Francis Kéré, Forum Inequalities
Federica Fragapane, Forum Inequalities
Since urban space is the main arena in which the needs of groups of people with different economic, social and cultural capital clash, urban planning is necessarily in the forefront of the study of inequality. The American sociologist Richard Sennet, a senior advisor to the UN among other prominent positions, spoke in a lecture of the “right to the city” and the different ways in which residents can exercise their power over the physical environment. One of the key concepts is the porosity of buildings that allows for sharing and the interpenetration of functions. This is what happens, for example, along the walls of Avignon, colonized over the years by small stores and bazaars run by immigrants, or in Delhi, in India’s largest electronics market, which grew informally in Nehru Place, today one of the few oases of peaceful coexistence between Muslims and Hindus.
The architect and urban planner Carlo Ratti presented the case of the city of Porto, studied as part of MIT’s Senseable City Lab, which he directs. A series of geolocated tweets and data concerning residents’ income were cross-referenced and used to map the phenomena of social segregation – the so-called “ghettos” where new policies must be put in place before something serious happens, as in the aforementioned case of Grenfell Tower, where, according to the architect Nazanin Aghlani and the lawyer Kimia Zabihyan, a lethal mix of prejudice and neglect led to the death of 72 people.

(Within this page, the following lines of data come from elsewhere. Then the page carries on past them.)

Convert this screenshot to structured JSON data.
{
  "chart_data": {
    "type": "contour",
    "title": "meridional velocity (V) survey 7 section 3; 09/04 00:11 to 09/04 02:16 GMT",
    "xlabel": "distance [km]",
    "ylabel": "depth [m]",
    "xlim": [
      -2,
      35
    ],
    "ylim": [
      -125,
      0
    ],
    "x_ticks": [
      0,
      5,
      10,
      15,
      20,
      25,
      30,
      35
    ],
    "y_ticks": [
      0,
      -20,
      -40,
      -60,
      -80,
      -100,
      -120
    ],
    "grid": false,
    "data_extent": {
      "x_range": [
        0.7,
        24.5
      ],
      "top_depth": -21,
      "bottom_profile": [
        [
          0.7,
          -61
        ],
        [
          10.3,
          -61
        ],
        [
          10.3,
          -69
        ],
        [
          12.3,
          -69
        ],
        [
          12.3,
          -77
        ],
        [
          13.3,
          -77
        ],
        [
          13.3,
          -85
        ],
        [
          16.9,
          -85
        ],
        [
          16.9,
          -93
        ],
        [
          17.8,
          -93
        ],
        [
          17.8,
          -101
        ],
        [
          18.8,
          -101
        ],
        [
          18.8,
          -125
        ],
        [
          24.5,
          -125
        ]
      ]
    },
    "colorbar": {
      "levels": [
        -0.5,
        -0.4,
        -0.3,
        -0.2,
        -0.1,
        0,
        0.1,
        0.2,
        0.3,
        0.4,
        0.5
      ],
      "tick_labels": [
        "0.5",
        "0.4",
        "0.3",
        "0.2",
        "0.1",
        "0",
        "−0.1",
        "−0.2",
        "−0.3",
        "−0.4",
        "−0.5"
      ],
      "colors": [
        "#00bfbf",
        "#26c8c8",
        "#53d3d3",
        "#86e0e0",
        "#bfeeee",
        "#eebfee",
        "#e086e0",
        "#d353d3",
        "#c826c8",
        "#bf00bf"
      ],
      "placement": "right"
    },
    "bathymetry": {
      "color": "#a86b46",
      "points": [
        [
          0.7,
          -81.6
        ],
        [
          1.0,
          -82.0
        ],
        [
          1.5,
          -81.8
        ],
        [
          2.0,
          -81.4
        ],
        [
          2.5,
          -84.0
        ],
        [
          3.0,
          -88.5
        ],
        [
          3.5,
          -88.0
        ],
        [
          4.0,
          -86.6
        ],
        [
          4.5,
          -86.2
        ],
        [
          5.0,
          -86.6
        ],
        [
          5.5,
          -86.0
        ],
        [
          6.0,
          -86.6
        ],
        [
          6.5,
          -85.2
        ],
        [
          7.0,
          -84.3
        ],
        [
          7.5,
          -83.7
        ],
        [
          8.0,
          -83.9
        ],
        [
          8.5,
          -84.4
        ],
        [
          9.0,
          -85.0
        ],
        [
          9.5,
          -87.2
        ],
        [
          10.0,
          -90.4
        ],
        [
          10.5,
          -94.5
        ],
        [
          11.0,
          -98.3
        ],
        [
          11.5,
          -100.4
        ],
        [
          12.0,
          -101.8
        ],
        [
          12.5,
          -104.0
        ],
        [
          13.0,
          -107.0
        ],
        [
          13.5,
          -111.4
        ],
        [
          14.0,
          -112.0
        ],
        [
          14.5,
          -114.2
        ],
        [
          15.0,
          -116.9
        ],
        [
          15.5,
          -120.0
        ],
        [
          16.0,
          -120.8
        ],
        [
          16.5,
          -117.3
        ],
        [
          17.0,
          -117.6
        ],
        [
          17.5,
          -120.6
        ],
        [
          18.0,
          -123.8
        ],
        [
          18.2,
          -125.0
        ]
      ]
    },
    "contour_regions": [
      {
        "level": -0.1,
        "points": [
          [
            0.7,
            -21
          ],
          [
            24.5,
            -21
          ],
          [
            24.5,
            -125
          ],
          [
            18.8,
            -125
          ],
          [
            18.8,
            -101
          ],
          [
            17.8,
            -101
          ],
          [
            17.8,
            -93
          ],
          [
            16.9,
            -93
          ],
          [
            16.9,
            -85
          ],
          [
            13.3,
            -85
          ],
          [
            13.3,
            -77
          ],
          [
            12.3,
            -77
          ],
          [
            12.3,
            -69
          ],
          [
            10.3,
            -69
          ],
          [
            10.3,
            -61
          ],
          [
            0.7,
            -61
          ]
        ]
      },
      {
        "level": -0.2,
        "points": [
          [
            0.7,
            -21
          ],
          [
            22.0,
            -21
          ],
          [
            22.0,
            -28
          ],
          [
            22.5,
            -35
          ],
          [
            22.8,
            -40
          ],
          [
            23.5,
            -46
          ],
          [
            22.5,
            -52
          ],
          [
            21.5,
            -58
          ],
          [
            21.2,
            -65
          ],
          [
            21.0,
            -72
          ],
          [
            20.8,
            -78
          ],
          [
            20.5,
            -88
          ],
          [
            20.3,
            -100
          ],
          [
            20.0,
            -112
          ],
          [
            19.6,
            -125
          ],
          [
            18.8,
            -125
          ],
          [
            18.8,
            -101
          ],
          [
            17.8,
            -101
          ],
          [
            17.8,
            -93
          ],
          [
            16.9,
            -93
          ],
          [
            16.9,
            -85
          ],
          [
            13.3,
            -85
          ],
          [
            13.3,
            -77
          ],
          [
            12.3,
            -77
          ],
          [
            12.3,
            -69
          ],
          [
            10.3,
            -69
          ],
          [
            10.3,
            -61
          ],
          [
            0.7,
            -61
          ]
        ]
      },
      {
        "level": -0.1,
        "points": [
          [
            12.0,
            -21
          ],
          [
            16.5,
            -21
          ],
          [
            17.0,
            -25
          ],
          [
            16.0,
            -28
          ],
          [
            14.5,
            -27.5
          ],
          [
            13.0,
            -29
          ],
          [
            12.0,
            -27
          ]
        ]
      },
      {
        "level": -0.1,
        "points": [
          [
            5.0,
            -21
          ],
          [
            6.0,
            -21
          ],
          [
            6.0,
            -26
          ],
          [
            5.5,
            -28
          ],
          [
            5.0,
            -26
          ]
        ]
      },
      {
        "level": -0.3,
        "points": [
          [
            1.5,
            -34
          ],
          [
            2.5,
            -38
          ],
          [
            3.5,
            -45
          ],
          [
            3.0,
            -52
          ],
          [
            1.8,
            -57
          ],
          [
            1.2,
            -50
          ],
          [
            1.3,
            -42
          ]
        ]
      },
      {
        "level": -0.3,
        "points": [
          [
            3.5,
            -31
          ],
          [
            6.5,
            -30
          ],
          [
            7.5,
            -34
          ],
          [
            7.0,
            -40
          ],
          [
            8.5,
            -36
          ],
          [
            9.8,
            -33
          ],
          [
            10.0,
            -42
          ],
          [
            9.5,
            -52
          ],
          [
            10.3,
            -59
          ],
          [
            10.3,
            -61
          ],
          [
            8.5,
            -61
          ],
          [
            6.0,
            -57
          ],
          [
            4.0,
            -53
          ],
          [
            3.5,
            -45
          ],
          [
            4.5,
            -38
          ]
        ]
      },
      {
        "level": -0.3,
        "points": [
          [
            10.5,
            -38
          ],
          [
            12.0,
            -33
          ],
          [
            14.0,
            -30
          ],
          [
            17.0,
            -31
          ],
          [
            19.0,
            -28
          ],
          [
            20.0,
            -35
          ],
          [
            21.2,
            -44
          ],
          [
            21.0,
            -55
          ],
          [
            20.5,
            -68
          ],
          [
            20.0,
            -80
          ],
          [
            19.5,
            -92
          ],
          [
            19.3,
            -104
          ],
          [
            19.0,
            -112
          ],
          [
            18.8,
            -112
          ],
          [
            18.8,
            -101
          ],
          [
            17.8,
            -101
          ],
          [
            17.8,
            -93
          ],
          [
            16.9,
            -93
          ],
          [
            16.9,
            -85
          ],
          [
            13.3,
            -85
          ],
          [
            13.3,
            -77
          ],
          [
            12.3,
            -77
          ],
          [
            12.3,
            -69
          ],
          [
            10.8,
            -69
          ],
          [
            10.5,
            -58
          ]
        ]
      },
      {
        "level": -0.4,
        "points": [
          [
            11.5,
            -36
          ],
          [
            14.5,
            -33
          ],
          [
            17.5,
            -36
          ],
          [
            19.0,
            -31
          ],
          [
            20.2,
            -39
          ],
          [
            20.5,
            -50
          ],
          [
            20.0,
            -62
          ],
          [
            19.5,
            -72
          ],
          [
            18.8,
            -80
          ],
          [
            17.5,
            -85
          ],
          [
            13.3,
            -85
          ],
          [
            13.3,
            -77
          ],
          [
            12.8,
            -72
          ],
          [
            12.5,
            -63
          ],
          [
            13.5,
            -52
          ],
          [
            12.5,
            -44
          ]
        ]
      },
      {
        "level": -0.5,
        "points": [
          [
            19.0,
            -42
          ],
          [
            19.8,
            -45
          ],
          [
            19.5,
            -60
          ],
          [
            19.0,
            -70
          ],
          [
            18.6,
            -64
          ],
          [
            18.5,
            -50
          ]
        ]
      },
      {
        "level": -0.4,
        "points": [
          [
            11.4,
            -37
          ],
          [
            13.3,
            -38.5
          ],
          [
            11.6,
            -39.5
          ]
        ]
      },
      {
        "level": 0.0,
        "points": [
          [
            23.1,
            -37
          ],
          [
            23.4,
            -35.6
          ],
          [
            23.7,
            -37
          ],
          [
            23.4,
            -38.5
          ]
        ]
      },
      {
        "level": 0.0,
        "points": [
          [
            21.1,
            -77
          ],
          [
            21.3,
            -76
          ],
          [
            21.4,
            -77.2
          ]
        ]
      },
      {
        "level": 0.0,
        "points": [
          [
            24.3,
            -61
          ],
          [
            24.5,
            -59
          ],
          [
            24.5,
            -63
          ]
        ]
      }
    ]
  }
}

While urban planners are committed to breaking down the barriers that separate people, literally but also metaphorically, artist have a valuable role as mediators and can help reduce inequalities by using their art to enhance the value of objects and people suffering discrimination. The multifaceted intellectual Theaster Gates – who a few years ago analyzed the monumental archive of Johnson Publishing Company, the historic publisher of cult magazines of the African American community such as Ebony and Jet – is convinced of this role, showing everyone the richness of “black” culture. Constructing a positive narrative of “blackness” that can be useful for new black and brown Italians, turning the spotlight on Italian artists of African descent – ironically defined as “Afrospaghetti” – and on historic figures such as the Italian-Somali partisan Giorgio Marincola, also recounted by writer Wu Ming 2, is also the goal of Black History Months Milano, one of the initiatives inspired by the American experience that have been proposed in the main Italian cities in recent years.

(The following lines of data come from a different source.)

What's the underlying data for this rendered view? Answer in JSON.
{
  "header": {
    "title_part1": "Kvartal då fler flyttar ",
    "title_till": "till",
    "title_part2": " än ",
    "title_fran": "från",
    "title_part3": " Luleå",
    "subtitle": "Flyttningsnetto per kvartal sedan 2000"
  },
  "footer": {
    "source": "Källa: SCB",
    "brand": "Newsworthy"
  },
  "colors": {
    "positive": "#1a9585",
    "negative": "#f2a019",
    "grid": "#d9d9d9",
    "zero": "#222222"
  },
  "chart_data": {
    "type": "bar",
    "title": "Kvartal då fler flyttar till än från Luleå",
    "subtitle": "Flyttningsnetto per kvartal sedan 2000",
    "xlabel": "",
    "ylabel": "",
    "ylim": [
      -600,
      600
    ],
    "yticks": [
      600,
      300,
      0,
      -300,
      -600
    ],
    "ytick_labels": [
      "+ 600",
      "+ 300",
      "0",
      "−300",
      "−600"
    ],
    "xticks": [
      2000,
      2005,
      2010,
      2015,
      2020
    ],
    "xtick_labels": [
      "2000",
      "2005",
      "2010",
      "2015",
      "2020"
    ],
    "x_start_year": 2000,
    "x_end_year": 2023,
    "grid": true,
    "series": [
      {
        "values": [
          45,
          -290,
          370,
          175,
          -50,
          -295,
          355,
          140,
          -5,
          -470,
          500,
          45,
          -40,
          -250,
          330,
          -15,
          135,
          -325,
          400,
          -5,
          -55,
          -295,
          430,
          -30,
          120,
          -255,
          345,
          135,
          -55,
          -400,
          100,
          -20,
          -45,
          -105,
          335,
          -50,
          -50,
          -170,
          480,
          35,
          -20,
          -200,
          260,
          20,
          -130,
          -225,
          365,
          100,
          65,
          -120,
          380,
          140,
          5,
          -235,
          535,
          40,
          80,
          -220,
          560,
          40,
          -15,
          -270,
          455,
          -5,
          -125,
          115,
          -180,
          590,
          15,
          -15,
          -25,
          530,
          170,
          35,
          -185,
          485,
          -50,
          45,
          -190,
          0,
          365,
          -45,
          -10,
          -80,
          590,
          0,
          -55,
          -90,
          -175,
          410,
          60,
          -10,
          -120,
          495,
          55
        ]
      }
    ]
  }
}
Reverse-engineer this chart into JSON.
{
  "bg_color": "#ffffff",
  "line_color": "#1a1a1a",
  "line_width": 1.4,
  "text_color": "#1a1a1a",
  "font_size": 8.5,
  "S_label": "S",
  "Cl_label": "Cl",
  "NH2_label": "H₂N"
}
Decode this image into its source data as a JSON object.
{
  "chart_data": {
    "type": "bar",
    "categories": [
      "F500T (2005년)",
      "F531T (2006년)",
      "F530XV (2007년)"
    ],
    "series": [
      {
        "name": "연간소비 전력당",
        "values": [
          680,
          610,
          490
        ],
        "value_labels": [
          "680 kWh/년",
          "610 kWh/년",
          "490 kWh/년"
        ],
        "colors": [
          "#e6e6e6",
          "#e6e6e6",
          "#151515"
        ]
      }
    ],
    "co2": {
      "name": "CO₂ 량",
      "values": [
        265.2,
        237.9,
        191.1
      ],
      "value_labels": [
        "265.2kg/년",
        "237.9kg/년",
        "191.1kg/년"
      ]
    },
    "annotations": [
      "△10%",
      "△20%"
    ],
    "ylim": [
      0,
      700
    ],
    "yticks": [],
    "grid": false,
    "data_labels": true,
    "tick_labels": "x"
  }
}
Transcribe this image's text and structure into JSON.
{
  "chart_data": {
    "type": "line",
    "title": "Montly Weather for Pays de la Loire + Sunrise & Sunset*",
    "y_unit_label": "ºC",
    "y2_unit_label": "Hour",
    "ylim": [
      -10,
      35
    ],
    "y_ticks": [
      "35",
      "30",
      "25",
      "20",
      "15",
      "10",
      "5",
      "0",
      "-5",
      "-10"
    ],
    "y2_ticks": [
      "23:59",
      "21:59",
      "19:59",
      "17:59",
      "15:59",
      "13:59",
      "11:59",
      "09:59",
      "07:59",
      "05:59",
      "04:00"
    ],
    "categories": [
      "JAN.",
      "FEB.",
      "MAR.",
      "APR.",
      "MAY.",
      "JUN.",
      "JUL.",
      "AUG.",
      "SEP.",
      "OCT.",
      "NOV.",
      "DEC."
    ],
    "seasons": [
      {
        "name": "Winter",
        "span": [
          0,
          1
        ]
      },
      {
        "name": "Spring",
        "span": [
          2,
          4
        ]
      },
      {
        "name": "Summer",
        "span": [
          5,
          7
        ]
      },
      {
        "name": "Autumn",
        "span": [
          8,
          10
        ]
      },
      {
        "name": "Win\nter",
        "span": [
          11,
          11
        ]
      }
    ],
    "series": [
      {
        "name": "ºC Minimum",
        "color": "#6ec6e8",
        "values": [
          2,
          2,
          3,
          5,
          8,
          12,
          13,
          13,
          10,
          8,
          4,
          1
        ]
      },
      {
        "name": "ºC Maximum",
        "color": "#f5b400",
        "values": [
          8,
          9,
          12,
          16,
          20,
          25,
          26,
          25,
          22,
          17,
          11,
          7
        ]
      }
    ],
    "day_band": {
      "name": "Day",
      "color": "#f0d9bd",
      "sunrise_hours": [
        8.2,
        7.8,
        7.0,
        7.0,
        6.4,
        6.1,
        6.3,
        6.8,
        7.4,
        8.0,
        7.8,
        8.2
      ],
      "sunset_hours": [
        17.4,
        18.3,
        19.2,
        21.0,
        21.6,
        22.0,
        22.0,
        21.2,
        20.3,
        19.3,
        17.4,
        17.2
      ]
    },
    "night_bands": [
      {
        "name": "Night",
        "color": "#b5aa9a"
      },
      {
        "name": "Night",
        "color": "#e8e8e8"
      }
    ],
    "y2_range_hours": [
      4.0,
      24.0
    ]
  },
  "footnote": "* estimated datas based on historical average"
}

Another effective example of “community storytelling” is a project of the Serpentine Galleries in London related to Radio Ballads described by curator Hans Ulrich Obrist: following on from the BBC radio program of the same name, which aired in the 1950s and 60s, the museum has gathered ballads and stories from various communities of the metropolitan area, giving a voice to groups of people and issues that rarely benefit from media attention.

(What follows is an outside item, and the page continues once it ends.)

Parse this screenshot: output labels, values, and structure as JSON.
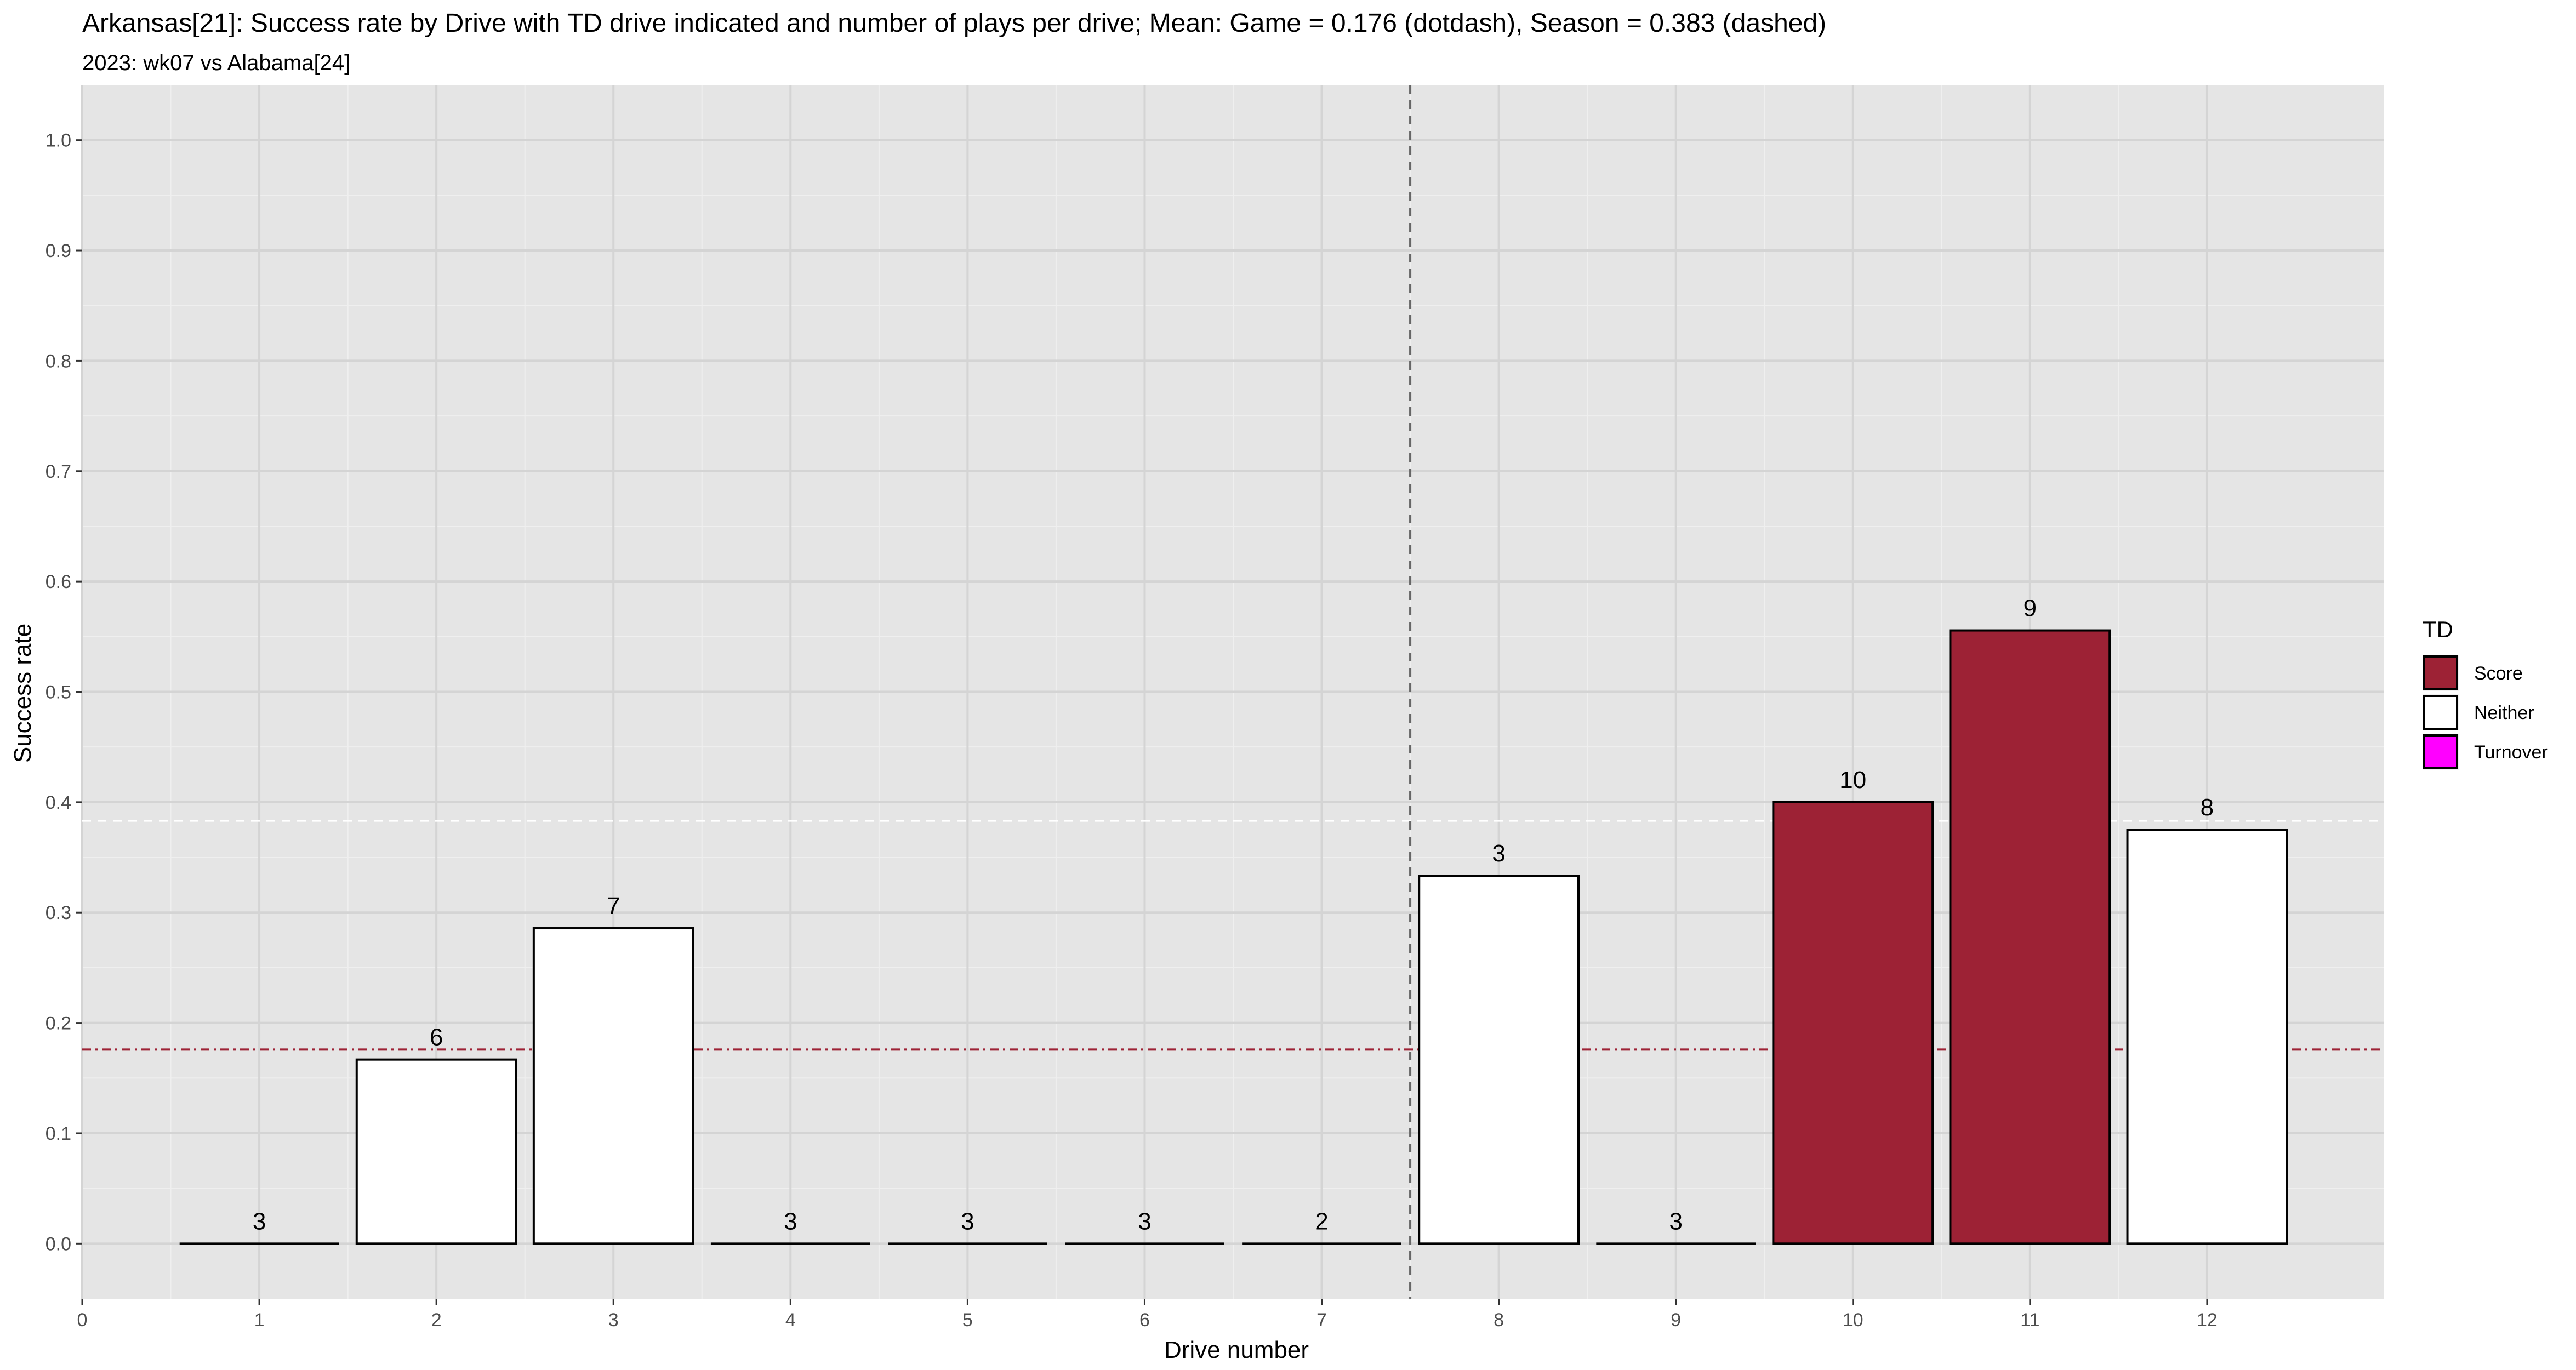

According to anthropologist Tim Ingold, author of a keynote lecture on the topic of the new humanism, artistic and creative skills will be indispensable for the man of tomorrow, along with senses, voice and the ability to manipulate objects. In fact, once the “digital bubble” is exhausted, and when we realize that the artificial intelligence so fashionable today is too energy-intensive to be sustainable, we will return to living in a mostly analog world where we will necessarily have to talk, touch, do and imagine to get by.